Breaking Surface is a 2020 Swedish Norwegian Belgian survival thriller drama film written and directed by Joachim Hedén and starring Moa Gammel Ginsburg and Madeleine Martin.

==Plot==
Breaking Surface is a thrilling Swedish survival drama that centers on the harrowing ordeal of two half-sisters, Ida and Tuva, during a winter diving trip in Norway. Shortly after they dive into a remote fjord, a rockslide traps Tuva underwater. With limited air and the clock ticking, Ida must summon all her courage and resourcefulness to rescue her sister.
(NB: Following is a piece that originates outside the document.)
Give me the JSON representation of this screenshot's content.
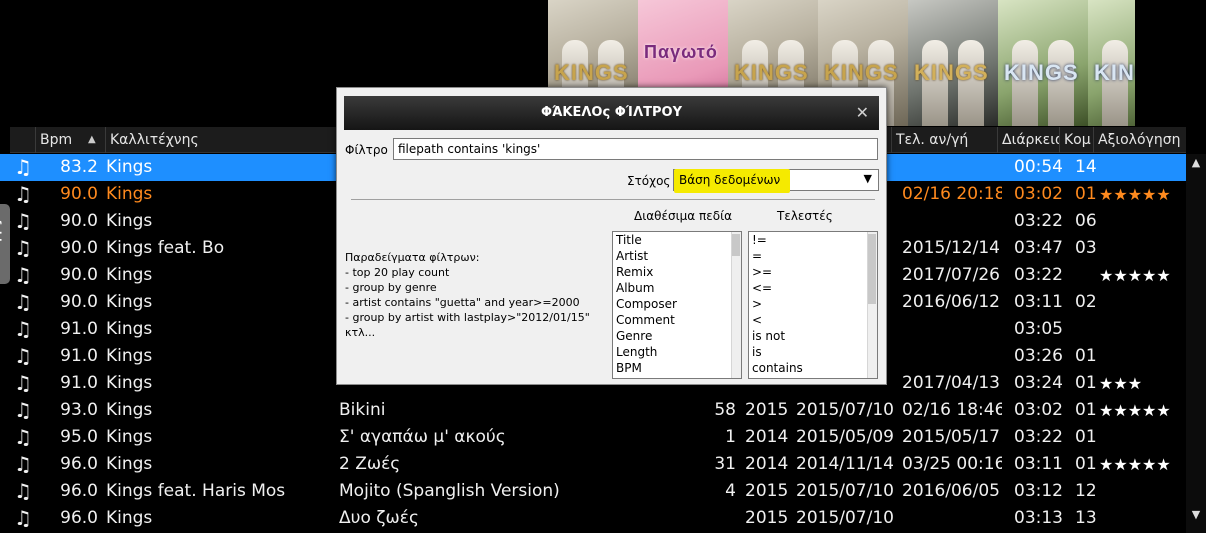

As the situation grows increasingly dire, the film explores the themes of sisterhood, survival, and the relentless human spirit in the face of nature's unforgiving power.

==Cast==
- Moa Gammel Ginsburg as Ida
  - Ima Jenny Hallberg as young Ida
- Madeleine Martin as Tuva
  - Ingrid Pettersen as young Tuva
- Trine Wiggen as Anne
- Jitse Buitink as Dive instructor
- Alessio Barreto as Tanker captain
- Remi Alashkar as Tanker captain's assistant
- Lena Hope as Woman with puncture

==Production==
The film was shot in Belgium, Strömstad, Lofoten and Gothenburg.

==Release==
The film premiered at the virtual Nightstream Film Festival in October 2020.

==Reception==
The film has a 100% rating on Rotten Tomatoes based on seven reviews. Richard Whittaker of The Austin Chronicle awarded the film three stars out of five. Alex Saveliev of Film Threat rated the film a 7 out of 10. Meagan Navarro of Bloody Disgusting awarded the film four skulls out of five.

Peter Martin of Screen Anarchy gave the film a positive review and wrote that it "consistently surprises as it develops into a gripping story of survival."

==Remake==
The film was remade in 2023 in the English language titled The Dive.